Thursday 18 June 2015

The Phoenix Coyotes have an opportunity to leave Glendale, hit the reset button.

To me, the Glendale City Council did the Coyotes a huge favour. I don’t know if the team’s squawking is genuine or sabre rattling, pre-negotiations posturing, but they now have an even easier out clause from their lease.

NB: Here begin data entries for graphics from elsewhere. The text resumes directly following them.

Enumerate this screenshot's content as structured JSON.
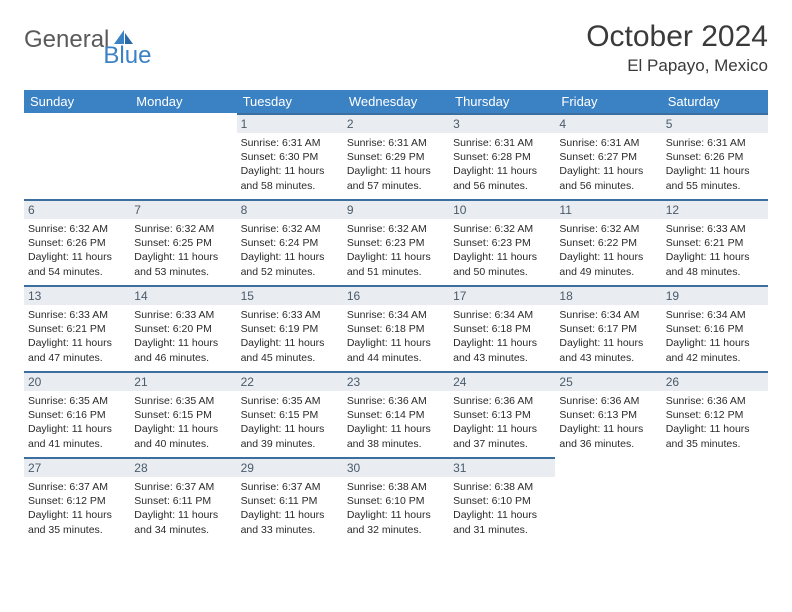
{
  "logo": {
    "text1": "General",
    "text2": "Blue"
  },
  "title": "October 2024",
  "location": "El Papayo, Mexico",
  "colors": {
    "header_bg": "#3b82c4",
    "header_text": "#ffffff",
    "daynum_bg": "#e9edf1",
    "daynum_border": "#3b6fa0",
    "logo_gray": "#5a5a5a",
    "logo_blue": "#3b82c4",
    "body_text": "#2a2a2a"
  },
  "day_headers": [
    "Sunday",
    "Monday",
    "Tuesday",
    "Wednesday",
    "Thursday",
    "Friday",
    "Saturday"
  ],
  "weeks": [
    [
      null,
      null,
      {
        "n": "1",
        "sr": "6:31 AM",
        "ss": "6:30 PM",
        "dh": "11",
        "dm": "58"
      },
      {
        "n": "2",
        "sr": "6:31 AM",
        "ss": "6:29 PM",
        "dh": "11",
        "dm": "57"
      },
      {
        "n": "3",
        "sr": "6:31 AM",
        "ss": "6:28 PM",
        "dh": "11",
        "dm": "56"
      },
      {
        "n": "4",
        "sr": "6:31 AM",
        "ss": "6:27 PM",
        "dh": "11",
        "dm": "56"
      },
      {
        "n": "5",
        "sr": "6:31 AM",
        "ss": "6:26 PM",
        "dh": "11",
        "dm": "55"
      }
    ],
    [
      {
        "n": "6",
        "sr": "6:32 AM",
        "ss": "6:26 PM",
        "dh": "11",
        "dm": "54"
      },
      {
        "n": "7",
        "sr": "6:32 AM",
        "ss": "6:25 PM",
        "dh": "11",
        "dm": "53"
      },
      {
        "n": "8",
        "sr": "6:32 AM",
        "ss": "6:24 PM",
        "dh": "11",
        "dm": "52"
      },
      {
        "n": "9",
        "sr": "6:32 AM",
        "ss": "6:23 PM",
        "dh": "11",
        "dm": "51"
      },
      {
        "n": "10",
        "sr": "6:32 AM",
        "ss": "6:23 PM",
        "dh": "11",
        "dm": "50"
      },
      {
        "n": "11",
        "sr": "6:32 AM",
        "ss": "6:22 PM",
        "dh": "11",
        "dm": "49"
      },
      {
        "n": "12",
        "sr": "6:33 AM",
        "ss": "6:21 PM",
        "dh": "11",
        "dm": "48"
      }
    ],
    [
      {
        "n": "13",
        "sr": "6:33 AM",
        "ss": "6:21 PM",
        "dh": "11",
        "dm": "47"
      },
      {
        "n": "14",
        "sr": "6:33 AM",
        "ss": "6:20 PM",
        "dh": "11",
        "dm": "46"
      },
      {
        "n": "15",
        "sr": "6:33 AM",
        "ss": "6:19 PM",
        "dh": "11",
        "dm": "45"
      },
      {
        "n": "16",
        "sr": "6:34 AM",
        "ss": "6:18 PM",
        "dh": "11",
        "dm": "44"
      },
      {
        "n": "17",
        "sr": "6:34 AM",
        "ss": "6:18 PM",
        "dh": "11",
        "dm": "43"
      },
      {
        "n": "18",
        "sr": "6:34 AM",
        "ss": "6:17 PM",
        "dh": "11",
        "dm": "43"
      },
      {
        "n": "19",
        "sr": "6:34 AM",
        "ss": "6:16 PM",
        "dh": "11",
        "dm": "42"
      }
    ],
    [
      {
        "n": "20",
        "sr": "6:35 AM",
        "ss": "6:16 PM",
        "dh": "11",
        "dm": "41"
      },
      {
        "n": "21",
        "sr": "6:35 AM",
        "ss": "6:15 PM",
        "dh": "11",
        "dm": "40"
      },
      {
        "n": "22",
        "sr": "6:35 AM",
        "ss": "6:15 PM",
        "dh": "11",
        "dm": "39"
      },
      {
        "n": "23",
        "sr": "6:36 AM",
        "ss": "6:14 PM",
        "dh": "11",
        "dm": "38"
      },
      {
        "n": "24",
        "sr": "6:36 AM",
        "ss": "6:13 PM",
        "dh": "11",
        "dm": "37"
      },
      {
        "n": "25",
        "sr": "6:36 AM",
        "ss": "6:13 PM",
        "dh": "11",
        "dm": "36"
      },
      {
        "n": "26",
        "sr": "6:36 AM",
        "ss": "6:12 PM",
        "dh": "11",
        "dm": "35"
      }
    ],
    [
      {
        "n": "27",
        "sr": "6:37 AM",
        "ss": "6:12 PM",
        "dh": "11",
        "dm": "35"
      },
      {
        "n": "28",
        "sr": "6:37 AM",
        "ss": "6:11 PM",
        "dh": "11",
        "dm": "34"
      },
      {
        "n": "29",
        "sr": "6:37 AM",
        "ss": "6:11 PM",
        "dh": "11",
        "dm": "33"
      },
      {
        "n": "30",
        "sr": "6:38 AM",
        "ss": "6:10 PM",
        "dh": "11",
        "dm": "32"
      },
      {
        "n": "31",
        "sr": "6:38 AM",
        "ss": "6:10 PM",
        "dh": "11",
        "dm": "31"
      },
      null,
      null
    ]
  ],
  "labels": {
    "sunrise_prefix": "Sunrise: ",
    "sunset_prefix": "Sunset: ",
    "daylight_prefix": "Daylight: ",
    "hours_word": " hours",
    "and_word": "and ",
    "minutes_word": " minutes."
  }
}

The city doesn’t want them, is begging them to go.

The consensus from observers is that the problem with the franchise isn’t so much the greater Phoenix location as much as the Glendale arena’s location, too far and too traffic-congestioned from the businesses in downtown and the retirees in Scottsdale.

So now the team can approach the city, negotiate a three-year window or so during which they play in Glendale while a new arena is built in a better location.

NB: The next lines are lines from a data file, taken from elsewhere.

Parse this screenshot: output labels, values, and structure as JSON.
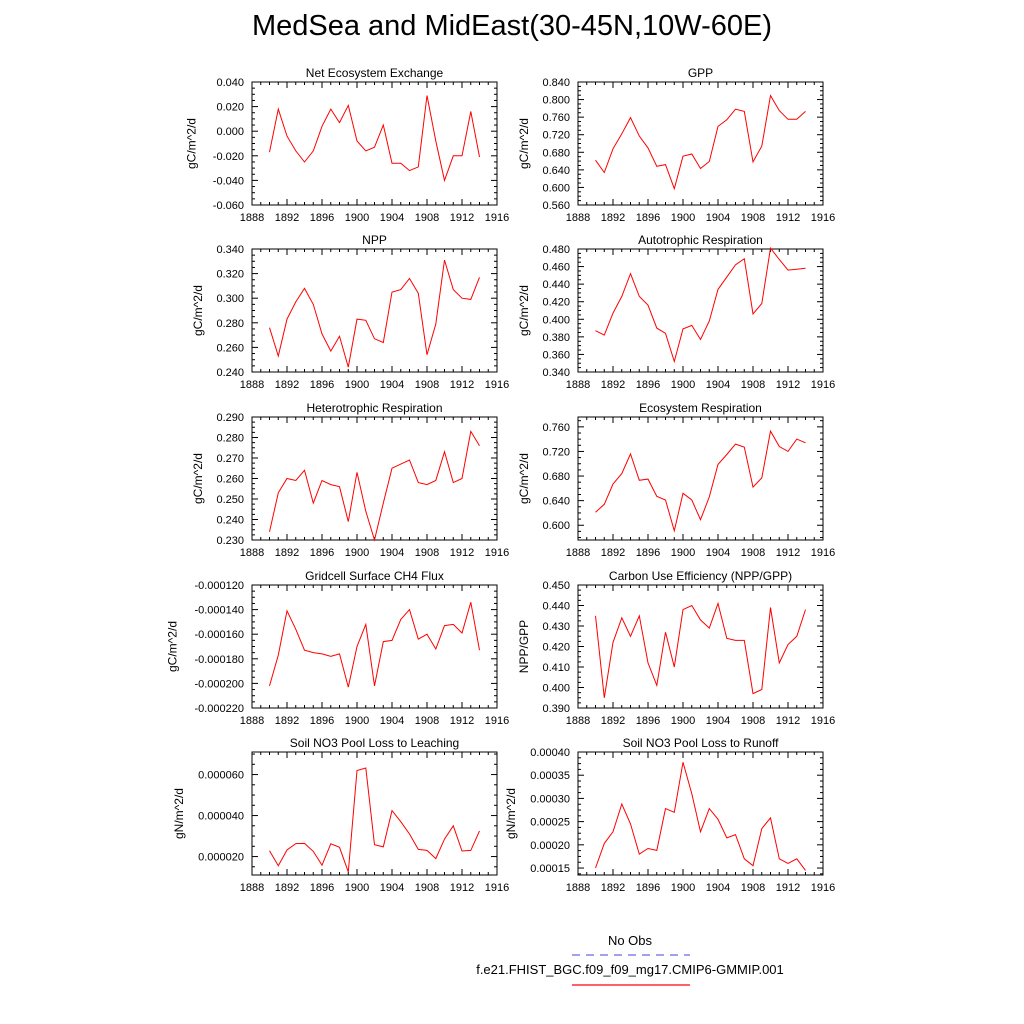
{
  "title": "MedSea and MidEast(30-45N,10W-60E)",
  "colors": {
    "model": "#ff0000",
    "obs": "#6a6ae0",
    "axis": "#000000"
  },
  "legend": {
    "obs_label": "No Obs",
    "case_label": "f.e21.FHIST_BGC.f09_f09_mg17.CMIP6-GMMIP.001"
  },
  "chart_data": [
    {
      "type": "line",
      "title": "Net Ecosystem Exchange",
      "ylabel": "gC/m^2/d",
      "xlim": [
        1888,
        1916
      ],
      "ylim": [
        -0.06,
        0.04
      ],
      "xticks": [
        "1888",
        "1892",
        "1896",
        "1900",
        "1904",
        "1908",
        "1912",
        "1916"
      ],
      "yticks": [
        "-0.060",
        "-0.040",
        "-0.020",
        "0.000",
        "0.020",
        "0.040"
      ],
      "x": [
        1890,
        1891,
        1892,
        1893,
        1894,
        1895,
        1896,
        1897,
        1898,
        1899,
        1900,
        1901,
        1902,
        1903,
        1904,
        1905,
        1906,
        1907,
        1908,
        1909,
        1910,
        1911,
        1912,
        1913,
        1914
      ],
      "values": [
        -0.017,
        0.018,
        -0.004,
        -0.016,
        -0.025,
        -0.016,
        0.004,
        0.018,
        0.007,
        0.021,
        -0.008,
        -0.016,
        -0.013,
        0.005,
        -0.026,
        -0.026,
        -0.032,
        -0.029,
        0.029,
        -0.008,
        -0.04,
        -0.02,
        -0.02,
        0.016,
        -0.021
      ]
    },
    {
      "type": "line",
      "title": "GPP",
      "ylabel": "gC/m^2/d",
      "xlim": [
        1888,
        1916
      ],
      "ylim": [
        0.56,
        0.84
      ],
      "xticks": [
        "1888",
        "1892",
        "1896",
        "1900",
        "1904",
        "1908",
        "1912",
        "1916"
      ],
      "yticks": [
        "0.560",
        "0.600",
        "0.640",
        "0.680",
        "0.720",
        "0.760",
        "0.800",
        "0.840"
      ],
      "x": [
        1890,
        1891,
        1892,
        1893,
        1894,
        1895,
        1896,
        1897,
        1898,
        1899,
        1900,
        1901,
        1902,
        1903,
        1904,
        1905,
        1906,
        1907,
        1908,
        1909,
        1910,
        1911,
        1912,
        1913,
        1914
      ],
      "values": [
        0.662,
        0.634,
        0.688,
        0.722,
        0.759,
        0.717,
        0.69,
        0.648,
        0.652,
        0.597,
        0.671,
        0.676,
        0.643,
        0.659,
        0.739,
        0.754,
        0.778,
        0.773,
        0.658,
        0.694,
        0.809,
        0.775,
        0.755,
        0.755,
        0.773
      ]
    },
    {
      "type": "line",
      "title": "NPP",
      "ylabel": "gC/m^2/d",
      "xlim": [
        1888,
        1916
      ],
      "ylim": [
        0.24,
        0.34
      ],
      "xticks": [
        "1888",
        "1892",
        "1896",
        "1900",
        "1904",
        "1908",
        "1912",
        "1916"
      ],
      "yticks": [
        "0.240",
        "0.260",
        "0.280",
        "0.300",
        "0.320",
        "0.340"
      ],
      "x": [
        1890,
        1891,
        1892,
        1893,
        1894,
        1895,
        1896,
        1897,
        1898,
        1899,
        1900,
        1901,
        1902,
        1903,
        1904,
        1905,
        1906,
        1907,
        1908,
        1909,
        1910,
        1911,
        1912,
        1913,
        1914
      ],
      "values": [
        0.276,
        0.253,
        0.283,
        0.297,
        0.308,
        0.295,
        0.271,
        0.257,
        0.269,
        0.244,
        0.283,
        0.282,
        0.267,
        0.264,
        0.305,
        0.307,
        0.316,
        0.304,
        0.254,
        0.279,
        0.331,
        0.307,
        0.3,
        0.299,
        0.317
      ]
    },
    {
      "type": "line",
      "title": "Autotrophic Respiration",
      "ylabel": "gC/m^2/d",
      "xlim": [
        1888,
        1916
      ],
      "ylim": [
        0.34,
        0.48
      ],
      "xticks": [
        "1888",
        "1892",
        "1896",
        "1900",
        "1904",
        "1908",
        "1912",
        "1916"
      ],
      "yticks": [
        "0.340",
        "0.360",
        "0.380",
        "0.400",
        "0.420",
        "0.440",
        "0.460",
        "0.480"
      ],
      "x": [
        1890,
        1891,
        1892,
        1893,
        1894,
        1895,
        1896,
        1897,
        1898,
        1899,
        1900,
        1901,
        1902,
        1903,
        1904,
        1905,
        1906,
        1907,
        1908,
        1909,
        1910,
        1911,
        1912,
        1913,
        1914
      ],
      "values": [
        0.387,
        0.382,
        0.407,
        0.426,
        0.452,
        0.426,
        0.416,
        0.39,
        0.384,
        0.352,
        0.389,
        0.393,
        0.377,
        0.398,
        0.434,
        0.448,
        0.462,
        0.469,
        0.406,
        0.418,
        0.481,
        0.468,
        0.456,
        0.457,
        0.458
      ]
    },
    {
      "type": "line",
      "title": "Heterotrophic Respiration",
      "ylabel": "gC/m^2/d",
      "xlim": [
        1888,
        1916
      ],
      "ylim": [
        0.23,
        0.29
      ],
      "xticks": [
        "1888",
        "1892",
        "1896",
        "1900",
        "1904",
        "1908",
        "1912",
        "1916"
      ],
      "yticks": [
        "0.230",
        "0.240",
        "0.250",
        "0.260",
        "0.270",
        "0.280",
        "0.290"
      ],
      "x": [
        1890,
        1891,
        1892,
        1893,
        1894,
        1895,
        1896,
        1897,
        1898,
        1899,
        1900,
        1901,
        1902,
        1903,
        1904,
        1905,
        1906,
        1907,
        1908,
        1909,
        1910,
        1911,
        1912,
        1913,
        1914
      ],
      "values": [
        0.234,
        0.253,
        0.26,
        0.259,
        0.264,
        0.248,
        0.259,
        0.257,
        0.256,
        0.239,
        0.263,
        0.244,
        0.23,
        0.248,
        0.265,
        0.267,
        0.269,
        0.258,
        0.257,
        0.259,
        0.273,
        0.258,
        0.26,
        0.283,
        0.276
      ]
    },
    {
      "type": "line",
      "title": "Ecosystem Respiration",
      "ylabel": "gC/m^2/d",
      "xlim": [
        1888,
        1916
      ],
      "ylim": [
        0.576,
        0.776
      ],
      "xticks": [
        "1888",
        "1892",
        "1896",
        "1900",
        "1904",
        "1908",
        "1912",
        "1916"
      ],
      "yticks": [
        "0.600",
        "0.640",
        "0.680",
        "0.720",
        "0.760"
      ],
      "x": [
        1890,
        1891,
        1892,
        1893,
        1894,
        1895,
        1896,
        1897,
        1898,
        1899,
        1900,
        1901,
        1902,
        1903,
        1904,
        1905,
        1906,
        1907,
        1908,
        1909,
        1910,
        1911,
        1912,
        1913,
        1914
      ],
      "values": [
        0.621,
        0.634,
        0.667,
        0.684,
        0.716,
        0.673,
        0.675,
        0.647,
        0.641,
        0.591,
        0.652,
        0.641,
        0.609,
        0.646,
        0.699,
        0.715,
        0.732,
        0.727,
        0.662,
        0.677,
        0.753,
        0.728,
        0.72,
        0.74,
        0.734
      ]
    },
    {
      "type": "line",
      "title": "Gridcell Surface CH4 Flux",
      "ylabel": "gC/m^2/d",
      "xlim": [
        1888,
        1916
      ],
      "ylim": [
        -0.00022,
        -0.00012
      ],
      "xticks": [
        "1888",
        "1892",
        "1896",
        "1900",
        "1904",
        "1908",
        "1912",
        "1916"
      ],
      "yticks": [
        "-0.000220",
        "-0.000200",
        "-0.000180",
        "-0.000160",
        "-0.000140",
        "-0.000120"
      ],
      "x": [
        1890,
        1891,
        1892,
        1893,
        1894,
        1895,
        1896,
        1897,
        1898,
        1899,
        1900,
        1901,
        1902,
        1903,
        1904,
        1905,
        1906,
        1907,
        1908,
        1909,
        1910,
        1911,
        1912,
        1913,
        1914
      ],
      "values": [
        -0.000202,
        -0.000177,
        -0.000141,
        -0.000156,
        -0.000173,
        -0.000175,
        -0.000176,
        -0.000178,
        -0.000176,
        -0.000203,
        -0.00017,
        -0.000152,
        -0.000202,
        -0.000166,
        -0.000165,
        -0.000148,
        -0.00014,
        -0.000164,
        -0.00016,
        -0.000172,
        -0.000153,
        -0.000152,
        -0.000159,
        -0.000134,
        -0.000173
      ]
    },
    {
      "type": "line",
      "title": "Carbon Use Efficiency (NPP/GPP)",
      "ylabel": "NPP/GPP",
      "xlim": [
        1888,
        1916
      ],
      "ylim": [
        0.39,
        0.45
      ],
      "xticks": [
        "1888",
        "1892",
        "1896",
        "1900",
        "1904",
        "1908",
        "1912",
        "1916"
      ],
      "yticks": [
        "0.390",
        "0.400",
        "0.410",
        "0.420",
        "0.430",
        "0.440",
        "0.450"
      ],
      "x": [
        1890,
        1891,
        1892,
        1893,
        1894,
        1895,
        1896,
        1897,
        1898,
        1899,
        1900,
        1901,
        1902,
        1903,
        1904,
        1905,
        1906,
        1907,
        1908,
        1909,
        1910,
        1911,
        1912,
        1913,
        1914
      ],
      "values": [
        0.435,
        0.395,
        0.422,
        0.434,
        0.425,
        0.435,
        0.412,
        0.401,
        0.427,
        0.41,
        0.438,
        0.44,
        0.433,
        0.429,
        0.441,
        0.424,
        0.423,
        0.423,
        0.397,
        0.399,
        0.439,
        0.412,
        0.421,
        0.425,
        0.438
      ]
    },
    {
      "type": "line",
      "title": "Soil NO3 Pool Loss to Leaching",
      "ylabel": "gN/m^2/d",
      "xlim": [
        1888,
        1916
      ],
      "ylim": [
        1.1e-05,
        7.1e-05
      ],
      "xticks": [
        "1888",
        "1892",
        "1896",
        "1900",
        "1904",
        "1908",
        "1912",
        "1916"
      ],
      "yticks": [
        "0.000020",
        "0.000040",
        "0.000060"
      ],
      "x": [
        1890,
        1891,
        1892,
        1893,
        1894,
        1895,
        1896,
        1897,
        1898,
        1899,
        1900,
        1901,
        1902,
        1903,
        1904,
        1905,
        1906,
        1907,
        1908,
        1909,
        1910,
        1911,
        1912,
        1913,
        1914
      ],
      "values": [
        2.28e-05,
        1.55e-05,
        2.32e-05,
        2.63e-05,
        2.64e-05,
        2.25e-05,
        1.58e-05,
        2.62e-05,
        2.45e-05,
        1.25e-05,
        6.2e-05,
        6.32e-05,
        2.58e-05,
        2.47e-05,
        4.24e-05,
        3.7e-05,
        3.1e-05,
        2.35e-05,
        2.3e-05,
        1.9e-05,
        2.85e-05,
        3.5e-05,
        2.27e-05,
        2.3e-05,
        3.25e-05
      ]
    },
    {
      "type": "line",
      "title": "Soil NO3 Pool Loss to Runoff",
      "ylabel": "gN/m^2/d",
      "xlim": [
        1888,
        1916
      ],
      "ylim": [
        0.000135,
        0.0004
      ],
      "xticks": [
        "1888",
        "1892",
        "1896",
        "1900",
        "1904",
        "1908",
        "1912",
        "1916"
      ],
      "yticks": [
        "0.00015",
        "0.00020",
        "0.00025",
        "0.00030",
        "0.00035",
        "0.00040"
      ],
      "x": [
        1890,
        1891,
        1892,
        1893,
        1894,
        1895,
        1896,
        1897,
        1898,
        1899,
        1900,
        1901,
        1902,
        1903,
        1904,
        1905,
        1906,
        1907,
        1908,
        1909,
        1910,
        1911,
        1912,
        1913,
        1914
      ],
      "values": [
        0.00015,
        0.000203,
        0.000228,
        0.000288,
        0.000245,
        0.00018,
        0.000192,
        0.000188,
        0.000278,
        0.00027,
        0.000378,
        0.00031,
        0.000228,
        0.000278,
        0.000255,
        0.000215,
        0.000222,
        0.00017,
        0.000155,
        0.000235,
        0.000258,
        0.00017,
        0.00016,
        0.00017,
        0.000145
      ]
    }
  ]
}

Elliotte Friedman conjectured last week that maybe the Coyotes could work on a joint arena with the Suns, who themselves are exploring a new arena, or that maybe the Gila River Casino, which is apparently a thing down there, had looked into building a rink on their grounds before just buying the naming rights to the Glendale arena.

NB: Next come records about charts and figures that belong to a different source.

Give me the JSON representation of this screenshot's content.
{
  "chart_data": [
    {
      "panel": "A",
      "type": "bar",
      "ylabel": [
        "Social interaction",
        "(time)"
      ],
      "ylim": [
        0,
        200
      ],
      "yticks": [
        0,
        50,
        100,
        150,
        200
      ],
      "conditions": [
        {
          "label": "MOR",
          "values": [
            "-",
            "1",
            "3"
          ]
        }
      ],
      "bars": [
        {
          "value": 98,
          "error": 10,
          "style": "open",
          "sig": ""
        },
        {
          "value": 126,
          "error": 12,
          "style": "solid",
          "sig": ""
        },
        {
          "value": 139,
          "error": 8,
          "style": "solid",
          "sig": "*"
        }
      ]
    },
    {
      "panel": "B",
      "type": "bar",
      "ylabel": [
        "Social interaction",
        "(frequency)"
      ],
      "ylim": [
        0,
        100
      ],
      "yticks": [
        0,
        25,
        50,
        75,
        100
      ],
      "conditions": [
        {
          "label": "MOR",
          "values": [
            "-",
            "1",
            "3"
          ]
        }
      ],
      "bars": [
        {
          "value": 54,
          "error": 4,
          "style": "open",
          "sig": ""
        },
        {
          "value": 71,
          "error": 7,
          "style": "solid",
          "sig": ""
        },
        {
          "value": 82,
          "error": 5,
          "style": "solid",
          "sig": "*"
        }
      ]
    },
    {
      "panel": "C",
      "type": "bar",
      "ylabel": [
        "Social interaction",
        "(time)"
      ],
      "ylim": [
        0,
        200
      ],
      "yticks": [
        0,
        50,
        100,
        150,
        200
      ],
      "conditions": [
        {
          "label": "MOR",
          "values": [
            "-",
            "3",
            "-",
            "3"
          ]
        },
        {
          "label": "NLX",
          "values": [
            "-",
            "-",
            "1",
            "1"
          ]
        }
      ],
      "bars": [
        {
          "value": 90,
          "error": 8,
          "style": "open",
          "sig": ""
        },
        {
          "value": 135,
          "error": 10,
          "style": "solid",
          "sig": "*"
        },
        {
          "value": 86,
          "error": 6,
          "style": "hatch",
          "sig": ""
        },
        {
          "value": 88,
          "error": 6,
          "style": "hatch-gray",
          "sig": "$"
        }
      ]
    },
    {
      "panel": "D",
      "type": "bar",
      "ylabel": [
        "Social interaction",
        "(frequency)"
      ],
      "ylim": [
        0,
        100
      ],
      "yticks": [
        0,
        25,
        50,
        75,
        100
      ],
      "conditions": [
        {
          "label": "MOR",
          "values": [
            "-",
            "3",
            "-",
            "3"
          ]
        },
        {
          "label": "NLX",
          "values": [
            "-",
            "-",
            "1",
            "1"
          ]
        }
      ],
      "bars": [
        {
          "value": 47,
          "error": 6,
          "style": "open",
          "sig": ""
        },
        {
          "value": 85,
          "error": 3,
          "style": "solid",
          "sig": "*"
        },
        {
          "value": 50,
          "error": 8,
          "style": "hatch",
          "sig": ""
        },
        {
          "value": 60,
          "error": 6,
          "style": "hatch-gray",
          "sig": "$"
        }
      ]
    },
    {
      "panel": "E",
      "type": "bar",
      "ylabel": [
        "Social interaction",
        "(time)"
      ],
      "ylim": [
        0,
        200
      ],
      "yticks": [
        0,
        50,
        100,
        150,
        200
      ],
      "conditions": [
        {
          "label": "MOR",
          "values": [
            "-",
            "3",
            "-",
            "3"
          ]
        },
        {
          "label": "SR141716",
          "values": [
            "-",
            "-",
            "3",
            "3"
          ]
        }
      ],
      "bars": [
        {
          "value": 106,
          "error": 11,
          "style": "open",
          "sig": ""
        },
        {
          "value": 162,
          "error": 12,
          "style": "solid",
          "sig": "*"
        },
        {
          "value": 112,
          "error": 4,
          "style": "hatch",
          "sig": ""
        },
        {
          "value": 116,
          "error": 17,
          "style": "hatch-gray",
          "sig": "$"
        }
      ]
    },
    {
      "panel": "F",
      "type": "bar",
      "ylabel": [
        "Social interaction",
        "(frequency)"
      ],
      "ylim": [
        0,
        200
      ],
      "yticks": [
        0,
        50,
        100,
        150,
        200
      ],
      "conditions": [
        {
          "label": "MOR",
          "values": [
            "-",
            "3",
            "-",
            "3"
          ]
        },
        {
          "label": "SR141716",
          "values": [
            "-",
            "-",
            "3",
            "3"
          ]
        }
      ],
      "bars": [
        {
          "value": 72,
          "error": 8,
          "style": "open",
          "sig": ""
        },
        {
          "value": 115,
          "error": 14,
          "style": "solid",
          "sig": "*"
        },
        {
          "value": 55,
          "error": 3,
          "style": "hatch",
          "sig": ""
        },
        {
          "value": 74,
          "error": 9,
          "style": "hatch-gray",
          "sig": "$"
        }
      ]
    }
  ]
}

Best-case scenario for them, the Coyotes share a brand-spanking new arena custom-designed for them, in a downtown location or somewhere preferable, and share it with the Suns like the ‘Hawks do with the Bulls, and the Leafs do with the Raptors. The rink pays for itself, the League maintains a better East-West balance, Canadians retain a sunny destination to go watch hockey games, the NHLPA retains a preferred destination for UFA’s, and Gary Bettman continues his Sunbelt Strategy.